I am reorganizing the link structure of a dynamic php-based site of mine. What I am trying to obtain is:

  • redirect old links onto new ones;
  • create new RewriteRules for new links, since every 'link' to an html page is mapped onto a php page with parameters.

The only .htaccess file is contained in the website root folder. There are no other .htaccess files in subfolders.

Till today I had no problems in reorganizing links by modifying the rules in .htaccess. Since yesterday I have been experiencing a strange problem: it looks like modifications to the .htaccess file are not immediately read by the Apache web-server, that keeps applying the old rules even if they are no longer contained in the .htaccess file. For example, I have a rule that performs the following mapping:

/cat-a/subcat-b/page.html -> /file.php?cat=cat-a&subcat=subcat-b

If I modify that rule as follows:

/cat-a/subcat-b/page.html -> /file.php?XXcatXX=cat-a&subcat=subcat-b

Apache keeps rewriting URLs according to the old (cat=cat...) format for a while. The new format (XXcatXX=...) is used only after a random lapse of time. Random meaning that I could not find any pattern in the way it behaves.

Furthermore, if I delete a rule, Apache keeps using the deleted rule for a while.

The only regularity I have found concerns new rewrite rules: Apache reads them immediately and starts using them. If I delete a rule or modify an existing one, Apache ignores the changes for a while.

I am noticing this problem only on RewriteRule instructions and not on redirections. Since redirections and rewritings are managed by different modules, I assume that I have to modify some settings in the mod_rewrite configuration.

I made some searches but was not able to find any information/documentation on this behaviour. May be there is something that I ignore and I am missing.

Are there some settings I have to worry about?

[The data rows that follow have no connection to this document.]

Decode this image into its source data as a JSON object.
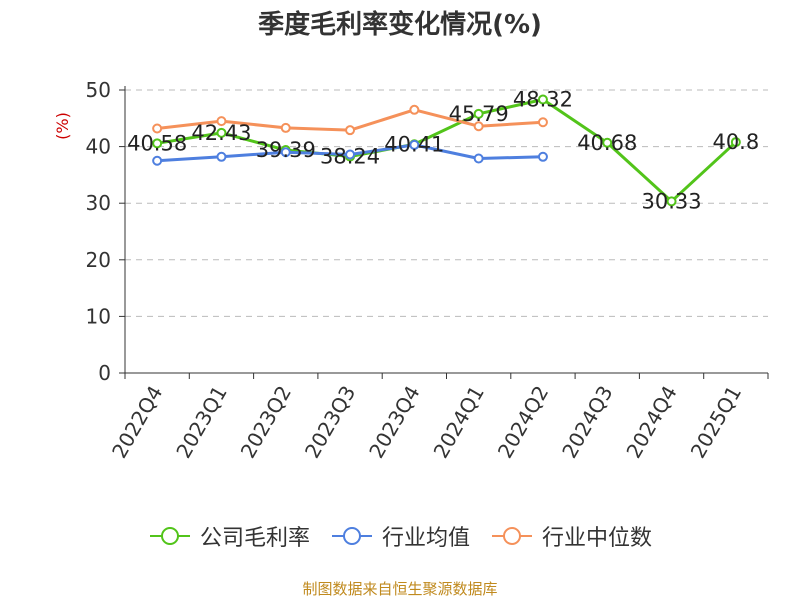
{
  "chart_data": {
    "type": "line",
    "title": "季度毛利率变化情况(%)",
    "ylabel": "(%)",
    "categories": [
      "2022Q4",
      "2023Q1",
      "2023Q2",
      "2023Q3",
      "2023Q4",
      "2024Q1",
      "2024Q2",
      "2024Q3",
      "2024Q4",
      "2025Q1"
    ],
    "ylim": [
      0,
      50
    ],
    "yticks": [
      0,
      10,
      20,
      30,
      40,
      50
    ],
    "grid": true,
    "legend_position": "bottom",
    "series": [
      {
        "name": "公司毛利率",
        "color": "#52c41a",
        "values": [
          40.58,
          42.43,
          39.39,
          38.24,
          40.41,
          45.79,
          48.32,
          40.68,
          30.33,
          40.8
        ],
        "labels": [
          "40.58",
          "42.43",
          "39.39",
          "38.24",
          "40.41",
          "45.79",
          "48.32",
          "40.68",
          "30.33",
          "40.8"
        ]
      },
      {
        "name": "行业均值",
        "color": "#4e7fdf",
        "values": [
          37.5,
          38.2,
          39.0,
          38.6,
          40.3,
          37.9,
          38.2,
          null,
          null,
          null
        ]
      },
      {
        "name": "行业中位数",
        "color": "#f5915a",
        "values": [
          43.2,
          44.5,
          43.3,
          42.9,
          46.5,
          43.6,
          44.3,
          null,
          null,
          null
        ]
      }
    ]
  },
  "source_note": "制图数据来自恒生聚源数据库"
}
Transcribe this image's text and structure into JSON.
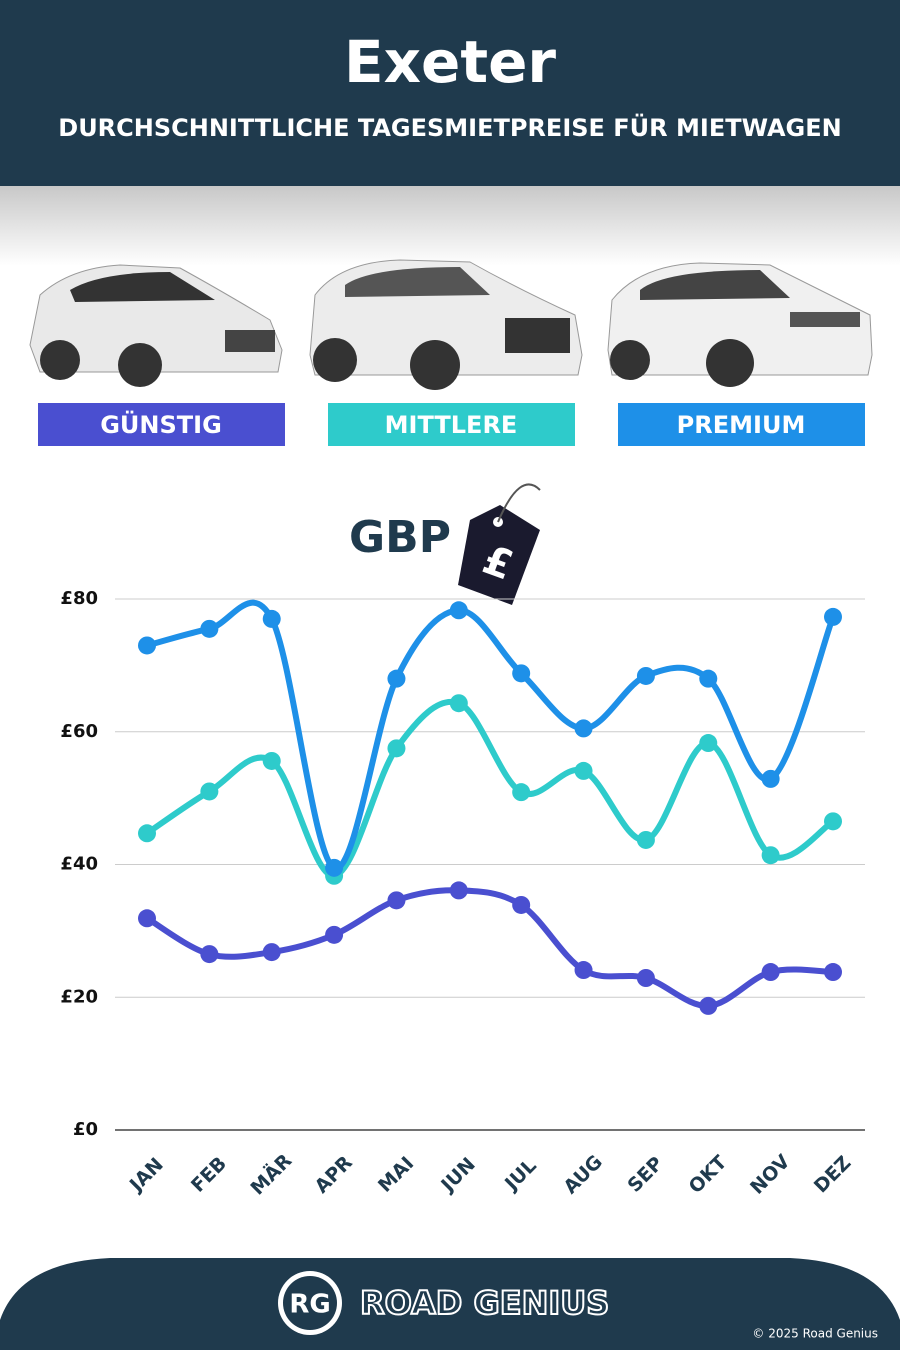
{
  "chart_data": {
    "type": "line",
    "title": "Exeter",
    "subtitle": "DURCHSCHNITTLICHE TAGESMIETPREISE FÜR MIETWAGEN",
    "unit_label": "GBP",
    "categories": [
      "JAN",
      "FEB",
      "MÄR",
      "APR",
      "MAI",
      "JUN",
      "JUL",
      "AUG",
      "SEP",
      "OKT",
      "NOV",
      "DEZ"
    ],
    "series": [
      {
        "name": "GÜNSTIG",
        "color": "#4a4fd0",
        "values": [
          31.9,
          26.5,
          26.8,
          29.4,
          34.6,
          36.1,
          33.9,
          24.1,
          22.9,
          18.7,
          23.8,
          23.8
        ]
      },
      {
        "name": "MITTLERE",
        "color": "#2ecbcb",
        "values": [
          44.7,
          51,
          55.6,
          38.3,
          57.5,
          64.3,
          50.9,
          54.1,
          43.7,
          58.3,
          41.4,
          46.5
        ]
      },
      {
        "name": "PREMIUM",
        "color": "#1e90e8",
        "values": [
          73,
          75.5,
          77,
          39.5,
          68,
          78.3,
          68.8,
          60.5,
          68.4,
          68,
          52.9,
          77.3
        ]
      }
    ],
    "ylim": [
      0,
      80
    ],
    "yticks": [
      {
        "value": 0,
        "label": "£0"
      },
      {
        "value": 20,
        "label": "£20"
      },
      {
        "value": 40,
        "label": "£40"
      },
      {
        "value": 60,
        "label": "£60"
      },
      {
        "value": 80,
        "label": "£80"
      }
    ],
    "grid": true
  },
  "footer": {
    "logo": "RG",
    "brand": "ROAD GENIUS",
    "copyright": "© 2025 Road Genius"
  }
}
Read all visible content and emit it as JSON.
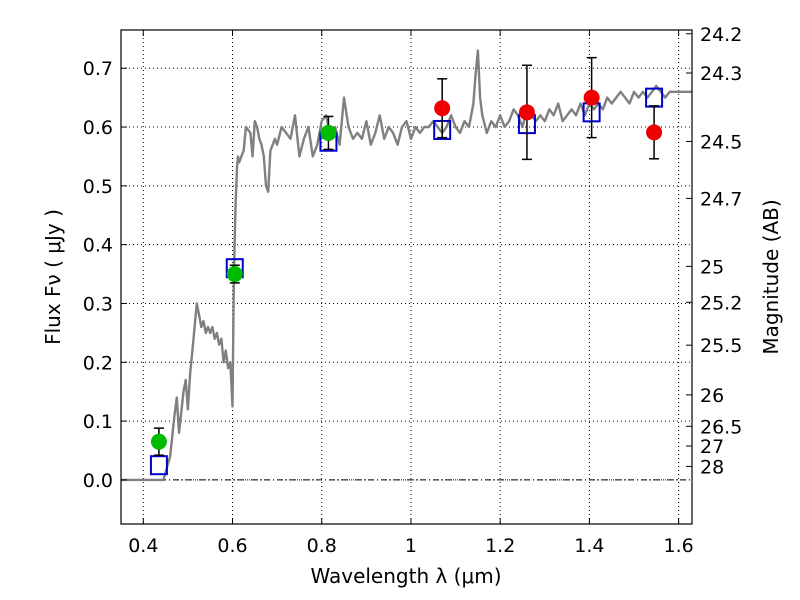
{
  "chart_data": {
    "type": "scatter",
    "xlabel": "Wavelength  λ (μm)",
    "ylabel": "Flux  Fν  ( μJy )",
    "ylabel_right": "Magnitude (AB)",
    "xlim": [
      0.35,
      1.63
    ],
    "ylim": [
      -0.075,
      0.765
    ],
    "grid": true,
    "x_ticks": [
      0.4,
      0.6,
      0.8,
      1.0,
      1.2,
      1.4,
      1.6
    ],
    "x_tick_labels": [
      "0.4",
      "0.6",
      "0.8",
      "1",
      "1.2",
      "1.4",
      "1.6"
    ],
    "y_ticks": [
      0.0,
      0.1,
      0.2,
      0.3,
      0.4,
      0.5,
      0.6,
      0.7
    ],
    "y_tick_labels": [
      "0.0",
      "0.1",
      "0.2",
      "0.3",
      "0.4",
      "0.5",
      "0.6",
      "0.7"
    ],
    "mag_ticks": [
      "24.2",
      "24.3",
      "24.5",
      "24.7",
      "25",
      "25.2",
      "25.5",
      "26",
      "26.5",
      "27",
      "28"
    ],
    "series": [
      {
        "kind": "line",
        "color": "#808080",
        "x": [
          0.35,
          0.43,
          0.445,
          0.46,
          0.47,
          0.475,
          0.48,
          0.49,
          0.495,
          0.5,
          0.505,
          0.51,
          0.52,
          0.525,
          0.53,
          0.535,
          0.54,
          0.545,
          0.55,
          0.555,
          0.56,
          0.565,
          0.57,
          0.575,
          0.58,
          0.585,
          0.59,
          0.595,
          0.6,
          0.603,
          0.607,
          0.61,
          0.612,
          0.615,
          0.62,
          0.625,
          0.63,
          0.64,
          0.645,
          0.65,
          0.655,
          0.66,
          0.665,
          0.67,
          0.675,
          0.68,
          0.685,
          0.69,
          0.695,
          0.7,
          0.71,
          0.72,
          0.73,
          0.74,
          0.75,
          0.76,
          0.77,
          0.78,
          0.79,
          0.8,
          0.81,
          0.82,
          0.83,
          0.84,
          0.85,
          0.86,
          0.87,
          0.88,
          0.89,
          0.9,
          0.91,
          0.92,
          0.93,
          0.94,
          0.95,
          0.96,
          0.97,
          0.98,
          0.99,
          1.0,
          1.01,
          1.02,
          1.03,
          1.04,
          1.05,
          1.06,
          1.07,
          1.08,
          1.09,
          1.1,
          1.11,
          1.12,
          1.13,
          1.14,
          1.145,
          1.15,
          1.155,
          1.16,
          1.17,
          1.18,
          1.19,
          1.2,
          1.21,
          1.22,
          1.23,
          1.24,
          1.25,
          1.26,
          1.27,
          1.28,
          1.29,
          1.3,
          1.31,
          1.32,
          1.33,
          1.34,
          1.35,
          1.36,
          1.37,
          1.38,
          1.39,
          1.4,
          1.41,
          1.42,
          1.43,
          1.44,
          1.45,
          1.46,
          1.47,
          1.48,
          1.49,
          1.5,
          1.51,
          1.52,
          1.53,
          1.54,
          1.55,
          1.56,
          1.57,
          1.58,
          1.59,
          1.6,
          1.61,
          1.62,
          1.63
        ],
        "y": [
          0.0,
          0.0,
          0.0,
          0.04,
          0.11,
          0.14,
          0.08,
          0.15,
          0.17,
          0.12,
          0.18,
          0.22,
          0.3,
          0.28,
          0.26,
          0.27,
          0.25,
          0.26,
          0.25,
          0.26,
          0.24,
          0.25,
          0.23,
          0.24,
          0.2,
          0.22,
          0.19,
          0.2,
          0.125,
          0.35,
          0.47,
          0.53,
          0.55,
          0.54,
          0.55,
          0.56,
          0.6,
          0.59,
          0.55,
          0.61,
          0.6,
          0.58,
          0.57,
          0.55,
          0.5,
          0.49,
          0.56,
          0.57,
          0.58,
          0.57,
          0.6,
          0.59,
          0.58,
          0.62,
          0.55,
          0.58,
          0.6,
          0.55,
          0.57,
          0.61,
          0.62,
          0.58,
          0.6,
          0.57,
          0.65,
          0.6,
          0.58,
          0.59,
          0.58,
          0.61,
          0.57,
          0.59,
          0.62,
          0.58,
          0.6,
          0.59,
          0.57,
          0.6,
          0.61,
          0.58,
          0.6,
          0.59,
          0.6,
          0.6,
          0.61,
          0.6,
          0.59,
          0.6,
          0.62,
          0.6,
          0.59,
          0.61,
          0.6,
          0.64,
          0.69,
          0.73,
          0.65,
          0.62,
          0.59,
          0.61,
          0.6,
          0.62,
          0.6,
          0.61,
          0.63,
          0.62,
          0.6,
          0.63,
          0.62,
          0.61,
          0.62,
          0.61,
          0.63,
          0.62,
          0.64,
          0.61,
          0.62,
          0.63,
          0.62,
          0.64,
          0.62,
          0.64,
          0.63,
          0.64,
          0.63,
          0.65,
          0.64,
          0.65,
          0.66,
          0.65,
          0.64,
          0.66,
          0.65,
          0.66,
          0.65,
          0.66,
          0.67,
          0.66,
          0.65,
          0.66,
          0.66,
          0.66,
          0.66,
          0.66,
          0.66
        ]
      },
      {
        "kind": "open-square",
        "color": "#0000cc",
        "x": [
          0.435,
          0.605,
          0.815,
          1.07,
          1.26,
          1.405,
          1.545
        ],
        "y": [
          0.025,
          0.36,
          0.575,
          0.595,
          0.605,
          0.625,
          0.65
        ]
      },
      {
        "kind": "filled-circle",
        "color": "#00bb00",
        "x": [
          0.435,
          0.605,
          0.815
        ],
        "y": [
          0.065,
          0.35,
          0.59
        ],
        "err": [
          0.023,
          0.015,
          0.028
        ]
      },
      {
        "kind": "filled-circle",
        "color": "#ee0000",
        "x": [
          1.07,
          1.26,
          1.405,
          1.545
        ],
        "y": [
          0.632,
          0.625,
          0.65,
          0.591
        ],
        "err": [
          0.05,
          0.08,
          0.068,
          0.045
        ]
      }
    ]
  }
}
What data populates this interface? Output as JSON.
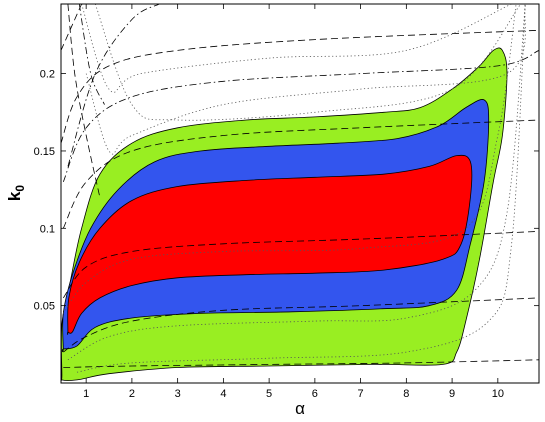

Have you ever experienced a similar problem?

I am using XAMPP on a Mac OS SnowLeopard machine.

Thanks. Regards. A.

1 Answer 1


I am using XAMPP on Windows 7, and was experiencing the same issue. From my experimentation it appears that the caching of redirects is being carried out by the web browser, not Apache.

To demonstrate:

  • Add the following rule to your .htaccess file: RewriteRule ^fail/?$ fail.php [L,R=301]
  • Visit /fail in your web browser. You should be redirected to fail.php
  • Change the reference in your .htaccess file from fail.php to fail2.php
  • Visit /fail in your web browser again.
  • You should be redirected to fail2.php, but you end up at fail.php
  • Now visit /fail in a different web browser on the same machine, you should end up correctly at fail2.php.

The browser that was giving me issues was Firefox 6.0.

It appears that newer web browser will cache HTTP 301 redirects locally - they are defined as a permanent redirect, so should never change. However it's a pain when you are a developer and still working on a site and changing things.

  • +1. Just it's not newer browsers only -- Firefox has it since v3 for sure. That's why I use 302 when testing redirects (unless it is very simple redirect). When I see that it works as intended I'm changing it to 301. The only way around such browser behaviour is to clear caches and restart it after that.
    – LazyOne
    Aug 28, 2011 at 16:30
  • FWIW, the OP appears to be discussing an internal rewrite, not an external 301 redirect. However, browser cache is still the most probable cause. Note that the caching of 301 redirects can be controlled by sending the appropriate Cache-Control (and Expires) HTTP headers in the redirect response.